The January letter by Digicon to the attorney for the Monroe estate continues, “The Estate is now Judicially Stopped from claiming ANY Privacy, Publicity or related rights to name, image or likeness obtained through testamentary inheritance in New York.”
But that doesn’t end the dispute.
In February, Bost responded and indicates that a lawsuit likely would be premised on alleged trademark violations for causing consumer confusion and implying an endorsement or or association with Marilyn Monroe.
“Ms. Monroe was famously known as a model and actress during her lifetime,” he writes. “You are wholly re-creating Ms. Monroe to serve as a model and actress.”
Here’s the full letter.
Comments by both parties in reaction to this story on the next page.
E-mail: eriq.gardner@thr.com
Twitter: @eriqgardner
The Marilyn Monroe estate gave THR a statement:
“The Estate of Marilyn Monroe is the sole and exclusive holder of Marilyn Monroe’s personality and identity rights and rights in the MARILYN MONROE trademark, and the unauthorized use of Ms. Monroe’s identity and persona, such as that contemplated by Digicon Media, violates and infringes the Estate’s rights in derogation of several Federal and State laws.
New and emerging digital and holographic technologies present the Estate and Authentic Brands Group with a host of intriguing opportunities befitting an icon of Ms. Monroe’s caliber.
To that end, the Estate and Authentic Brands Group look forward to teaming with best-in-class partners in these fields to bring Ms. Monroe’s fans top-of-the-line, exciting entertainment experiences. The Estate is unfamiliar with Digicon Media’s capabilities as a developer and producer of digital and holographic technology, and is unaware of any successful attempt by Digicon to organize any meaningful exploitation of the crudely animated character that it claims to be a representation of Ms. Monroe and which it allegedly created in the mid-1990s. The Estate and Authentic Brands believe that the technological advancements made since that decade allow talented developers to create superior virtual characters, akin to the virtual Marilyn Monroe character portrayed in Dior’s popular ad campaign for its J’Adore perfume.
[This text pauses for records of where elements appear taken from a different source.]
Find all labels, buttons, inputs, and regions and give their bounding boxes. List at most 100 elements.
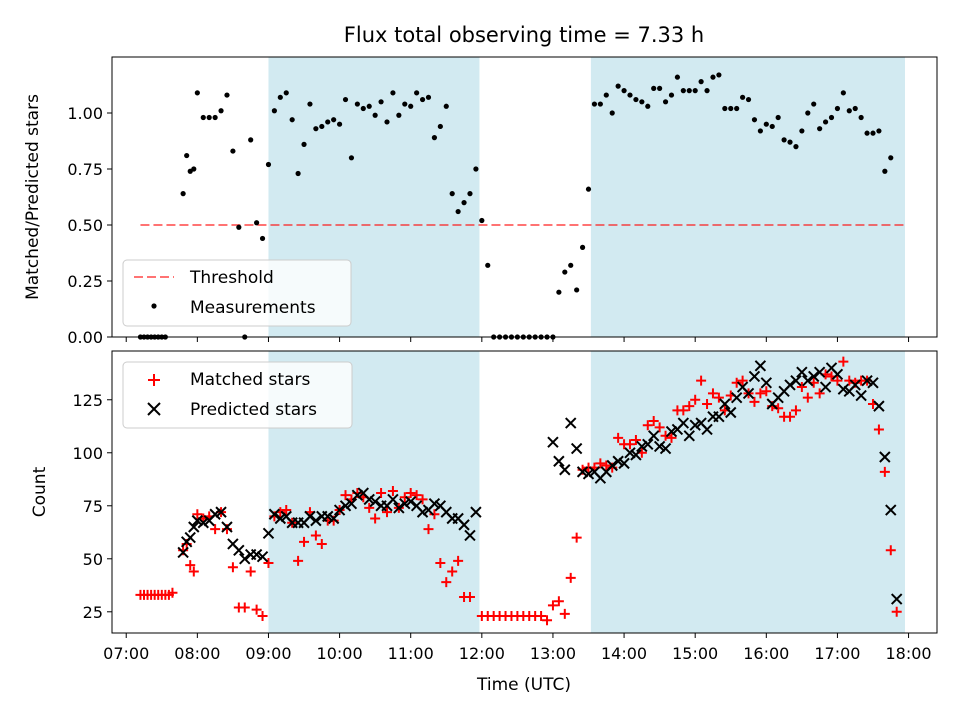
measurement-point: [799, 128, 805, 134]
measurement-point: [360, 105, 366, 112]
y-tick-label: 0.50: [67, 216, 103, 235]
predicted-star-point: [760, 377, 773, 389]
measurement-point: [645, 103, 651, 109]
matched-star-point: [690, 394, 701, 405]
predicted-star-point: [796, 366, 808, 378]
predicted-star-point: [369, 495, 381, 508]
matched-star-point: [879, 466, 890, 477]
x-tick-label: 14:00: [601, 644, 647, 663]
measurement-point: [846, 108, 852, 114]
measurement-point: [449, 191, 455, 197]
matched-star-point: [873, 424, 884, 435]
measurement-point: [283, 90, 289, 96]
y-tick-label: 1.00: [67, 104, 103, 123]
predicted-star-point: [677, 417, 690, 429]
measurement-point: [710, 74, 716, 80]
matched-star-point: [785, 411, 796, 422]
measurement-point: [769, 123, 775, 130]
measurement-point: [817, 126, 823, 132]
measurement-point: [734, 105, 740, 112]
measurement-point: [325, 119, 331, 125]
matched-star-point: [364, 502, 375, 513]
bottom-y-axis: 25 50 75 100 125: [72, 391, 112, 622]
measurement-point: [408, 103, 414, 109]
predicted-star-point: [215, 506, 227, 518]
measurement-point: [615, 83, 621, 89]
measurement-point: [882, 168, 888, 174]
predicted-star-point: [404, 495, 417, 508]
matched-star-point: [251, 604, 262, 615]
measurement-point: [775, 114, 781, 121]
measurement-point: [579, 244, 586, 250]
predicted-star-point: [784, 379, 796, 391]
measurement-point: [556, 289, 562, 295]
matched-star-point: [239, 602, 250, 613]
measurement-point: [728, 105, 734, 112]
predicted-star-point: [188, 521, 200, 533]
predicted-star-point: [304, 510, 316, 523]
predicted-star-point: [233, 544, 245, 557]
measurement-point: [704, 88, 710, 94]
matched-star-point: [536, 611, 547, 622]
matched-star-point: [453, 555, 464, 566]
y-tick-label: 0.25: [67, 272, 103, 291]
measurement-point: [621, 88, 627, 94]
predicted-star-point: [867, 377, 879, 389]
y-tick-label: 100: [72, 444, 103, 463]
matched-star-point: [417, 494, 428, 505]
measurement-point: [396, 112, 402, 118]
measurement-point: [858, 114, 864, 121]
measurement-point: [668, 92, 675, 98]
matched-star-point: [761, 386, 772, 397]
matched-star-point: [749, 396, 760, 407]
measurement-point: [194, 90, 200, 96]
matched-star-point: [684, 401, 695, 412]
x-tick-label: 13:00: [530, 644, 576, 663]
measurement-point: [568, 262, 574, 268]
matched-star-point: [411, 490, 422, 501]
predicted-star-point: [701, 423, 713, 436]
matched-star-point: [464, 591, 475, 602]
predicted-star-point: [239, 553, 251, 565]
measurement-point: [793, 144, 799, 150]
measurement-point: [236, 224, 242, 230]
predicted-star-point: [333, 504, 346, 516]
measurement-point: [585, 186, 592, 192]
matched-star-point: [310, 530, 321, 541]
measurement-point: [348, 155, 355, 161]
matched-legend-label: Matched stars: [190, 370, 310, 390]
measurement-point: [692, 88, 698, 94]
measurement-point: [781, 137, 787, 143]
measurements-legend-label: Measurements: [190, 298, 316, 318]
x-tick-label: 17:00: [814, 644, 860, 663]
matched-star-point: [624, 439, 635, 450]
measurements-legend-icon: [151, 303, 157, 309]
predicted-star-point: [547, 436, 559, 448]
measurement-point: [218, 108, 224, 114]
measurement-point: [191, 166, 197, 172]
x-tick-label: 09:00: [245, 644, 291, 663]
measurement-point: [461, 200, 467, 206]
measurement-point: [479, 217, 485, 224]
measurement-point: [633, 96, 639, 103]
top-y-axis: 0.00 0.25 0.50 0.75 1.00: [67, 104, 112, 347]
measurement-point: [319, 123, 325, 130]
x-tick-label: 07:00: [103, 644, 149, 663]
predicted-star-point: [873, 400, 885, 412]
predicted-star-point: [470, 506, 482, 518]
matched-star-point: [891, 606, 902, 617]
measurement-point: [811, 101, 817, 107]
predicted-star-point: [802, 374, 814, 387]
measurement-point: [180, 191, 186, 197]
top-panel: 0.00 0.25 0.50 0.75 1.00 Matched/Predicted s…: [23, 56, 938, 347]
matched-star-point: [755, 388, 766, 399]
matched-star-point: [713, 392, 724, 403]
matched-star-point: [376, 488, 387, 499]
predicted-legend-label: Predicted stars: [190, 400, 317, 420]
measurement-point: [289, 117, 295, 123]
measurement-point: [378, 99, 384, 105]
measurement-point: [485, 262, 491, 268]
predicted-star-point: [890, 593, 903, 605]
measurement-point: [562, 269, 568, 275]
matched-star-point: [737, 375, 748, 386]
The Estate’s cooperation is required if anyone intends to market and exploit Ms. Monroe’s identity and persona through a “live” concert or otherwise, and Digicon has not secured any such cooperation from the Estate to date.”
Digicon responds:
“This is the first known example of the US Copyright Office’s registration of a copyright on an original character adopting the persona of a deceased iconic personality. VM2-Virtual Marilyn, with the adopted persona of Marilyn Monroe, became a copyright protected character like Batman, SuperMan, Mickey Mouse.
Comments by the Marilyn Monroe Estate in an article in a Hollywood magazine regarding its purported rights to the persona of the deceased actress, Marilyn Monroe, contradict the rulings of two federal judges in 2008, who sanctioned and fined the Estate and its prominent counsel, for deceiving the court regarding these rights which they knew could not have been inherited based on the law of the domicile where she died.
Yet for more than 40 years the Estate demanded licenses for publicity rights to Marilyn Monroe’s name and likeness it knew it never inherited…and the court said that the Monroe Estate and their attorneys engaged in unacceptable shenanigans..for misconduct in failing to disclose that the Estate knew it had no such rights yet continued to assert them to the court anyway.
This copyrighted computer generated character, VM2-Virtual Marilyn will be launched in a globally webcast live concert now in development for the end of the year or the first quarter of 2013.We are partnering with two non-profit charitable organizations who will be the beneficiaries of 70% of the net proceeds.”